Heammawihio, your eye sees all things and all thoughts.
But even in the sunlight our eyes are darkened.
But we are your children, and we are in trouble.
Heammawihio, for your enemies you keep
the polished spears of the lightning.
And we have nothing but our weak hands
with which to strike.
But we are your children, and we are in trouble.
Give us good council, open our minds, be pitiful.
We have no words or thoughts, except to pray to you.
But we are your children, and we are in trouble.
Between the verses of this solemn song, Standing Bull had smoked a few pulls from his pipe. Now it was handed around the circle. Each man smoked. Each man was silent. When the pipe was empty, the ashes were knocked from the bowl, and then the council began. Standing Bull invited all to speak who had an idea that might be of service in their present difficulty.
Red Shirt was eloquent at once. His thought was of immediate and complete surrender. From White Thunder, as he said, the Cheyennes had received many services. They could make no repayment for the rain he had brought to them, the Dakota scalps that he had placed in their lodges, or the members of the tribe who he had saved from sickness.
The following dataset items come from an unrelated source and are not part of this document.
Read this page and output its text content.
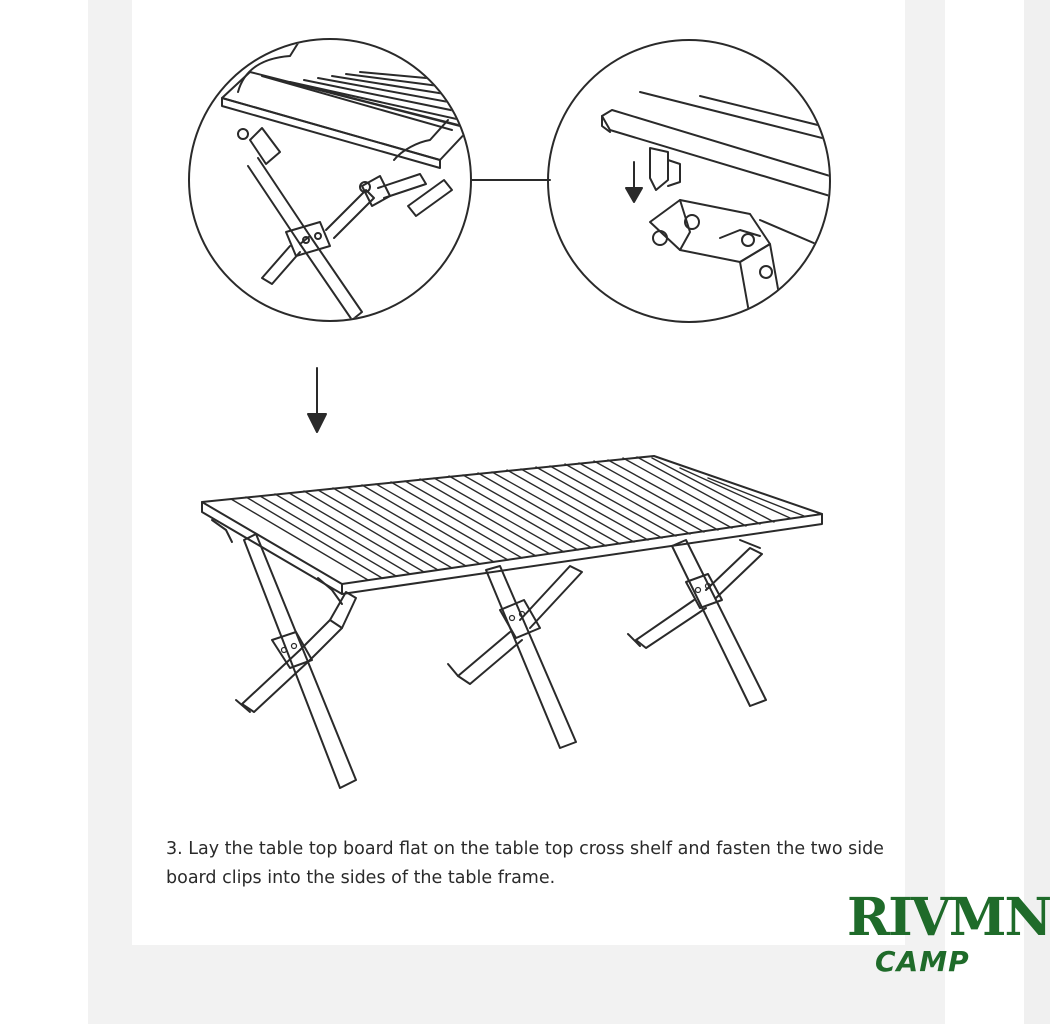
3. Lay the table top board flat on the table top cross shelf and fasten the two side
board clips into the sides of the table frame.

RIVMN
CAMP
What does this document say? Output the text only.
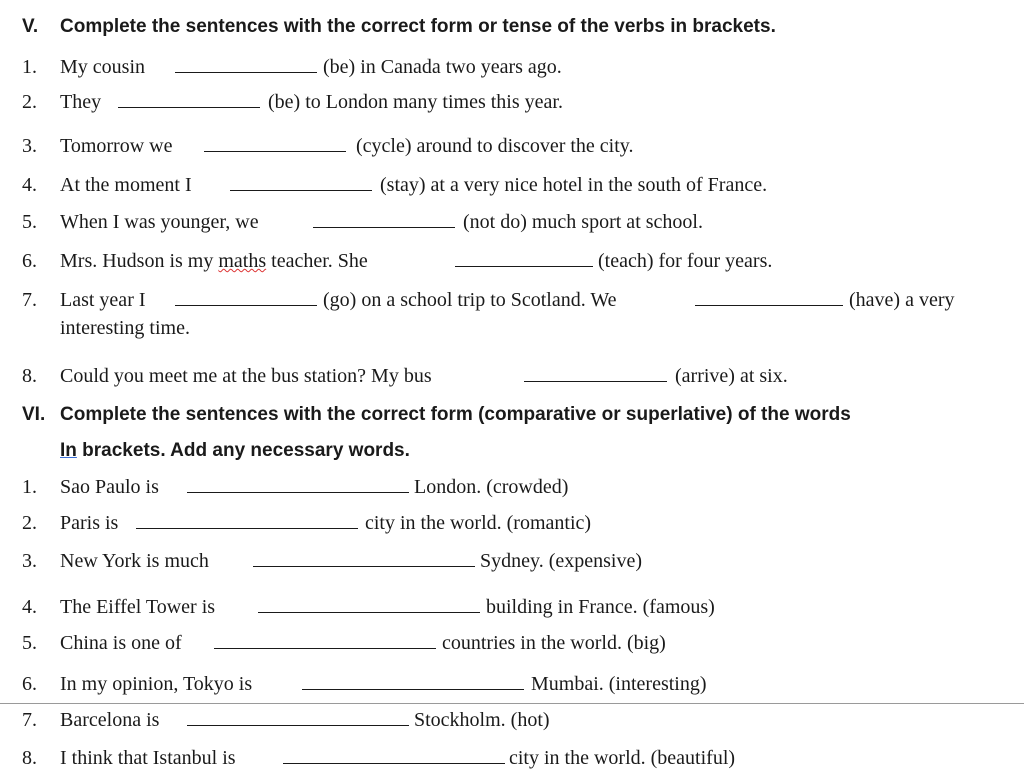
V. Complete the sentences with the correct form or tense of the verbs in brackets.
1. My cousin	(be) in Canada two years ago.
2. They	(be) to London many times this year.
3. Tomorrow we	(cycle) around to discover the city.
4. At the moment I	(stay) at a very nice hotel in the south of France.
5. When I was younger, we	(not do) much sport at school.
6. Mrs. Hudson is my maths teacher. She	(teach) for four years.
7. Last year I	(go) on a school trip to Scotland. We	(have) a very
interesting time.
8. Could you meet me at the bus station? My bus	(arrive) at six.
VI. Complete the sentences with the correct form (comparative or superlative) of the words
In brackets. Add any necessary words.
1. Sao Paulo is	London. (crowded)
2. Paris is	city in the world. (romantic)
3. New York is much	Sydney. (expensive)
4. The Eiffel Tower is	building in France. (famous)
5. China is one of	countries in the world. (big)
6. In my opinion, Tokyo is	Mumbai. (interesting)
7. Barcelona is	Stockholm. (hot)
8. I think that Istanbul is	city in the world. (beautiful)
It was fitting, therefore, that they should set the white man free. The additional argument was that of Roger Lincoln’s enmity. Certainly they should set White Thunder free at any rate. In addition, they had great treasures offered to them by Roger Lincoln. And, beyond this, there was now thrown into the scale the terrible hostility of this famous warrior. It would be far better at once to return to Roger Lincoln and propose amity. He, Red Shirt, had hardly been able to keep his tongue quiet when he had heard the magnificent proposals of the white hunter refused.